The disks are therefore not readable outside QNAP, so there is no other choice but to work directly on the disk array. For this, additional disks will be useful to boot a clean system from which the damaged array can be rebuilt or repaired. Even my favourite, not cheap, Disk Drill failed to recover. And it has already managed to save a lot.

Commands that help

QNAP has come up with several proprietary commands and utilities. Here is brief summary of the ones that have helped me.

md_checker

A nifty shell script that summarizes disk status into a nice report. Note, in my experience it differs from the information in the Storage & Snapshots GUI application and is more correct.

Utility /sbin/storage_util

This is a QNAP management tool. Already from the help you can tell that this is a Swiss Army knife of NAS control. And also, as far as I know, the only way to mount disks.

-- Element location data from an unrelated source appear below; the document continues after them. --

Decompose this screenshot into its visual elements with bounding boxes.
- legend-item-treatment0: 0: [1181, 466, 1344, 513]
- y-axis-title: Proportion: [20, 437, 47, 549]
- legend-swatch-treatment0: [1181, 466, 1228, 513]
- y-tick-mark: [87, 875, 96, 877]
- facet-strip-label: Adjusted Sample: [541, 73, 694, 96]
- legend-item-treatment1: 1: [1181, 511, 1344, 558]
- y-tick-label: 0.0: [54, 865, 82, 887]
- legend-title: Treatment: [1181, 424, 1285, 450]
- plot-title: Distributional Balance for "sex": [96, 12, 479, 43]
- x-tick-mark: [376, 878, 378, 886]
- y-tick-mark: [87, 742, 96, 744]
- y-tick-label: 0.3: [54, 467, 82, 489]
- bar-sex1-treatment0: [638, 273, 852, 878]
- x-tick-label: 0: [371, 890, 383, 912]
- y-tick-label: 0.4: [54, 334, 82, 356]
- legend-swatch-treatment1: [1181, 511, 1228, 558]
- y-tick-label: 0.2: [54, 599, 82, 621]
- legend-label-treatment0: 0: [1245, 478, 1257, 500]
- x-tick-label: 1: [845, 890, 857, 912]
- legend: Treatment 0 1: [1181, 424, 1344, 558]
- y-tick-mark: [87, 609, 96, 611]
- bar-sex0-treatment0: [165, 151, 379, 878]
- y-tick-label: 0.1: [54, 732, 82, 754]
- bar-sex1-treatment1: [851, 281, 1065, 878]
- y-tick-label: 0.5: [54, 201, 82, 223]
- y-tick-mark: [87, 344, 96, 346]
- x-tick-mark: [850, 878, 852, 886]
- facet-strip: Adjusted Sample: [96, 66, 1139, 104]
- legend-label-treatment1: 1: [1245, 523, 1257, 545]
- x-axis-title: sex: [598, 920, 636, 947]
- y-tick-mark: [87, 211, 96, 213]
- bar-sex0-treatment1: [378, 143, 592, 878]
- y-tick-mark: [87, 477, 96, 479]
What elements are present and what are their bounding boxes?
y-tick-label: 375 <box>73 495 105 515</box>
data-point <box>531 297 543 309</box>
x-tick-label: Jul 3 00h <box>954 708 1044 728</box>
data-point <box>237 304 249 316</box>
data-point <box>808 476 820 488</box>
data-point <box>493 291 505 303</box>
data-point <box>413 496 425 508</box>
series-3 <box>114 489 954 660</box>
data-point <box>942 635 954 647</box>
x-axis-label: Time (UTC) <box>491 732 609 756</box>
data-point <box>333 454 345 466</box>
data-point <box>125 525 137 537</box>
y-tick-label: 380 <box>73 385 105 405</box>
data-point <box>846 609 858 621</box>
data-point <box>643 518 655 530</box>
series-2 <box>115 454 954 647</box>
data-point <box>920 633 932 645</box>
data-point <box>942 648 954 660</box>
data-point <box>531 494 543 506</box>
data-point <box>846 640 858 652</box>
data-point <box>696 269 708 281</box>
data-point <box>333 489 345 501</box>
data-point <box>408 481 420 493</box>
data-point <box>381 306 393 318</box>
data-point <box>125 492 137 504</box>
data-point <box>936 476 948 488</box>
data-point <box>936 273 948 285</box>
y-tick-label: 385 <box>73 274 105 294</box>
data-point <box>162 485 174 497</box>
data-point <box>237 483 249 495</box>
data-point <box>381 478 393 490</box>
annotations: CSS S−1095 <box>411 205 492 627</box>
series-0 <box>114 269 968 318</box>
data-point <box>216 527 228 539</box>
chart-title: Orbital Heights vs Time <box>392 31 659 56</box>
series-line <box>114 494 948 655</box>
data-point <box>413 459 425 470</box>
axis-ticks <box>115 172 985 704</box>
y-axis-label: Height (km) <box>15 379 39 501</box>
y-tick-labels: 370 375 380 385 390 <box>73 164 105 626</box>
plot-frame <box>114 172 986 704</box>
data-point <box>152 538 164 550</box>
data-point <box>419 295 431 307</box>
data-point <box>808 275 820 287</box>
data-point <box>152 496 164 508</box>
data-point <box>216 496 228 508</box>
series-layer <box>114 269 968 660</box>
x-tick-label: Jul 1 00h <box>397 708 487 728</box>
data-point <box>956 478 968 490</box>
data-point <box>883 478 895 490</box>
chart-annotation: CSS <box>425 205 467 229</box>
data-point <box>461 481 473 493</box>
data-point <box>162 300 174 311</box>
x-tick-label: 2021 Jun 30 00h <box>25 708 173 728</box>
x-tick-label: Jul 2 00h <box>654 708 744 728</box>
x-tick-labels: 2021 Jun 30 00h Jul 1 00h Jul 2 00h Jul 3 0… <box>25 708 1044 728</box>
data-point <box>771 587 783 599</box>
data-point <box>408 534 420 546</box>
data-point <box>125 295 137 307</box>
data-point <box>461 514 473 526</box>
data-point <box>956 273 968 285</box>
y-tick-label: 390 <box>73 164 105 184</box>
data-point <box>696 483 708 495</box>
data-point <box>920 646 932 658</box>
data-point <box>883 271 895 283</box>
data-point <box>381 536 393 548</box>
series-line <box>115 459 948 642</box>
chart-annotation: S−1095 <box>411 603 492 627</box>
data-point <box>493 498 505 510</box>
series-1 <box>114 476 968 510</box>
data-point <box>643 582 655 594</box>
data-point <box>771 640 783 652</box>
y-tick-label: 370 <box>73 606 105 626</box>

The init script /etc/init.d/init_lvm.sh is used for this.

[~] # cat /etc/init.d/init_lvm.sh                                                                                                                       #!/bin/sh                                                                                             
echo Changing old config name...
mv /etc/config/ssdcache.conf /etc/config/ssdcache.initlvm
mv /etc/config/qlvm.conf /etc/config/qlvm.initlvm
ha_enabled=`/sbin/getcfg "Global" "ha_enabled" -d "no" -f /etc/config/ha/qha.conf`
if [ "x$ha_enabled" = "xno" ]; then
    mv /etc/config/qdrbd.conf /etc/config/qdrbd.initlvm
fi
mv /etc/config/raid.conf /etc/config/raid.initlvm
echo Reinitialing...
/sbin/storage_util --sys_startup
/sbin/storage_util --sys_startup_p2
echo Done
echo

mdadm

This is a standard Linux utility for managing software RAID. Therefore I'm just mentioning it here.

mdadm -D /dev/md1
mdadm -E /dev/sda3
# and so on :)

Meaning of partitions and paths

The meaning of each partition is summarized in the following snippet. Data is always stored on /dev/sdx3, the meaning of the other partitions can be deduced.

/dev/md1 = Data
/dev/md9 = Configuration, update and root perhaps?
/dev/md13 = Web interface engine and other OS extension
/dev/md256 = Swap
/dev/md321 = Swap (unmounted) it is used in some way?

https://forum.qnap.com/viewtopic.php?p=503108#p503108

And for the sake of completeness, important paths.

# Shared folder data location
/share/CACHEDEV1_DATA

# External (USB) drives location (example)
/share/external/DEV3302_1

Conclusion

When I was troubleshooting this failure, I read a lot of advice and recommendations. One thing stuck in my mind: "recovery should not be a strategy". And indeed - if the data had been backed up, everything would have been so much easier.

It is also important to highlight how complicated extracting data from QNAP's RAID1 was. Personally, I believed that it would be sufficient to connect the drive to Linux and cast a spell with mdadm. I was surprised on this one.

And one last little thing - make a backup of your system configuration.